Why do I blog? A question with a not so simple answer.
by nannyturnedmommy

My husband and I were watching TV the other night when I got up to hit the computer. He asked what I was doing and, instead of just telling him that I was checking my mail or finding a recipe, I came clean. I was blogging.

He didn't know that I had a blog; neither did anyone else I know. (I am not even sure anyone in the blogging universe knows since I have yet to get a comment!)

“Why are you doing that?” he asked. His boss blogs on Ford vehicles, and he has said many times how it is such a waste of time. This is one of the reasons why I never wanted to tell him in the first place. Now he thinks that the reason that things don’t get done around here is because I am too busy playing around on the computer and telling the world about our family. Sure, it has nothing to do with the fact that I am pregant, feeling horrible and that I have a toddler to chase around. I'm spending too much time on the computer, obviously!

But I digress. I gave my husband a short answer that closed the subject and we finished our evening in peace, but the question kept haunting me. My husband did have a point: My time could be used in other ways right now. Why do I blog, anyway?

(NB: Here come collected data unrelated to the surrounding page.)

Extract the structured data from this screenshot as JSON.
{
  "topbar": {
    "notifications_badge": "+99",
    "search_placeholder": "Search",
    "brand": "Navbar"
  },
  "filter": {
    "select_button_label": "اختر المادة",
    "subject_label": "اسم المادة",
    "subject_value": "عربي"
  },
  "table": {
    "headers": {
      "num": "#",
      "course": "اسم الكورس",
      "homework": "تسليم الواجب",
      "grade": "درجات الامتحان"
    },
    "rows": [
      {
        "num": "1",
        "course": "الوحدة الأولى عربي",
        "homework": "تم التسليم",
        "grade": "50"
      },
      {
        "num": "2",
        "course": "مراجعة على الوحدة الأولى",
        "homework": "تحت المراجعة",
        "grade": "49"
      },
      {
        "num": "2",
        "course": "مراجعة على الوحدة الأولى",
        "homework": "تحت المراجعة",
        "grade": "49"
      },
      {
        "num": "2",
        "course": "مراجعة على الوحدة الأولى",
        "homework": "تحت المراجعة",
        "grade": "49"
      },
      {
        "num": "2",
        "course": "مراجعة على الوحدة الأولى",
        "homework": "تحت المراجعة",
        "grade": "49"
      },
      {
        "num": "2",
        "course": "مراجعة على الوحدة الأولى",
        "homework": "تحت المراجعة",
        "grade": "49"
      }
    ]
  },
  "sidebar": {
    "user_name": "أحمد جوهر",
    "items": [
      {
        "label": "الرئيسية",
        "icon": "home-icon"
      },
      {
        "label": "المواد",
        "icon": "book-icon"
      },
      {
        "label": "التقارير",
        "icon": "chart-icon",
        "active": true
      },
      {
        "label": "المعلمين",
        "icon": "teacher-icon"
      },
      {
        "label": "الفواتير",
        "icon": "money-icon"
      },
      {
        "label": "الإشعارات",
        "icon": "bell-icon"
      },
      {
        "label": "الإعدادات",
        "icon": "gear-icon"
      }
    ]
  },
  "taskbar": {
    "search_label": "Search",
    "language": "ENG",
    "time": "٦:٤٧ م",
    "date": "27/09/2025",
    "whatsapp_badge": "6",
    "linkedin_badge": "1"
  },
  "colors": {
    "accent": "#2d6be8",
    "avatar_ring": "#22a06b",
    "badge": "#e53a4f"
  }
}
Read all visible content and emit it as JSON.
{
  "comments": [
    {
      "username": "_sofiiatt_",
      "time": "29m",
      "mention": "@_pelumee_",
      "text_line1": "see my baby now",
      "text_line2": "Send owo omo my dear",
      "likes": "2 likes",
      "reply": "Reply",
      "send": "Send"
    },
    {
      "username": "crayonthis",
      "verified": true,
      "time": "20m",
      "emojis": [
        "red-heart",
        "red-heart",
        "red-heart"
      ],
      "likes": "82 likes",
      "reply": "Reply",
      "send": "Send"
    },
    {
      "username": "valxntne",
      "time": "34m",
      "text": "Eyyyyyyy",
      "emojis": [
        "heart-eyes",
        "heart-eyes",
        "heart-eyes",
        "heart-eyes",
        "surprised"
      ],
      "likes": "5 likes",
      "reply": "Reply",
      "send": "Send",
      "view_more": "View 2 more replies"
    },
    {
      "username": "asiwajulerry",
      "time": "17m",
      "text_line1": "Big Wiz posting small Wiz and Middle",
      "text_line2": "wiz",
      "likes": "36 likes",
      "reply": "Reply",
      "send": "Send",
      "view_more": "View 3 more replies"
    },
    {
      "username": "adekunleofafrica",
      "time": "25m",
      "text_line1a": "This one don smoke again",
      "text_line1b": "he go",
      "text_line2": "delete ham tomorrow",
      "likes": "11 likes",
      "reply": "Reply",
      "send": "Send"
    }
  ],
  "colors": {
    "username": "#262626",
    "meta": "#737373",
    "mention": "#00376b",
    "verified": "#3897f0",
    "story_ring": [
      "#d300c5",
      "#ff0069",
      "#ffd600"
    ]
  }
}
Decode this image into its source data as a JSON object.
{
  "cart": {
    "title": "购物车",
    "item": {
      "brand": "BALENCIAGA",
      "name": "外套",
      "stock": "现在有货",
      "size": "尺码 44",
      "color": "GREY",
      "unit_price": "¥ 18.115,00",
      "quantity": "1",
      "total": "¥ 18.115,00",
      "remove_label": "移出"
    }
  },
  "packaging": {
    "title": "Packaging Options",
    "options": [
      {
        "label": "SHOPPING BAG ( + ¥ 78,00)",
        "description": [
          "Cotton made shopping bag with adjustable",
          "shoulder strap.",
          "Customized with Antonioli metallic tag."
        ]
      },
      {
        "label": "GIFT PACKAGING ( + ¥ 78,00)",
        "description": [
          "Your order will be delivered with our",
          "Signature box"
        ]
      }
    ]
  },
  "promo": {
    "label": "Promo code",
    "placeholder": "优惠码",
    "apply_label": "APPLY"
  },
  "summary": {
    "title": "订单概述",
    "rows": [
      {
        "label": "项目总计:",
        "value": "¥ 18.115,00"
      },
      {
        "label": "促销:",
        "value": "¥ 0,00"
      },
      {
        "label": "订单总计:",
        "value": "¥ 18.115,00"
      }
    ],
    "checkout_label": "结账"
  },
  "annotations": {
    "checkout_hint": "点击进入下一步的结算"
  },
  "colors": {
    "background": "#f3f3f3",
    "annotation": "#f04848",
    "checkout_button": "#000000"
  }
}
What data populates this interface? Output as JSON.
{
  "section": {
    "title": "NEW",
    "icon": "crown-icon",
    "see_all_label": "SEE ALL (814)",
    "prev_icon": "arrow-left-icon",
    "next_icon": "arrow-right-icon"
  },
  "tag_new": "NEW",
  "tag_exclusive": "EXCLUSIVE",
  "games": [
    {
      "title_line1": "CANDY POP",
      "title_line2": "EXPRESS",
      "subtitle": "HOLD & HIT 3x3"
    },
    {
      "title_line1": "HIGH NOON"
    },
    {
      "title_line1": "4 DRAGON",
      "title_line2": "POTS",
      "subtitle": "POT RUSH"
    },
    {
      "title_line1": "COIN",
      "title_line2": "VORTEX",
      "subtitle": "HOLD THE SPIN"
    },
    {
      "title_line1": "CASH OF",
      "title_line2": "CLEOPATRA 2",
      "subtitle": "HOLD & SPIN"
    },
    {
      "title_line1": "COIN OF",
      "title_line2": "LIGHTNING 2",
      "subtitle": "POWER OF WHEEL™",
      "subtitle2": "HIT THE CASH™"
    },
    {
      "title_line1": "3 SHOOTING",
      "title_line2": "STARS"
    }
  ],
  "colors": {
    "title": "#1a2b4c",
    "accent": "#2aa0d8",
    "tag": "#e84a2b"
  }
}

I am 33 and I have two kids and another on the way. Back in 1998, I started working as a nanny for a family I'd known my entire life. I moved in with them just after Christmas that year to take care of their three kids and their house, and I seem to have never left. II met my husband and got married while working there; I had my two kids and came back to work for them. I was extremely lucky to have a job and a boss I loved who let me bring my kids to work with me.

When I became pregnant again this past year, I knew that I could not continue to work in another person’s house with 3 kids of my own. My boss realized this pretty early in my pregnancy, and, when she found someone who would be a good fit, she asked her to start right away.

So now I was out of work much earlier than I had planned to be. On one hand, I was thrilled because I could focus on my home and my family for this firtst time. I got to be class mother and really enjoy my oldest son's first year of school. On the other hand, now I am not bringing in any money. Not that I was making huge bucks, but my weekly paycheck (under the table!) paid for our groceries, and now that that money is gone, it hurts. What to do?

It's hard to find a job when you're pregnant, and I'd spent the last 10 years as a glorified babysitter -- off the books, at that. Before I became a nanny I had every type of retail and customer-service job you can imagine. If and when I rejoin the workforce, I will not be making huge money. I will be low on the totempole, to say the least. And what do I do with my youngest kids, who would have to be in daycare? By the time I pay for someone to watch them, I might as well be working for free. And, of course, I would be missing my favorite things about having my kids -- everyday life. That just does not work for me.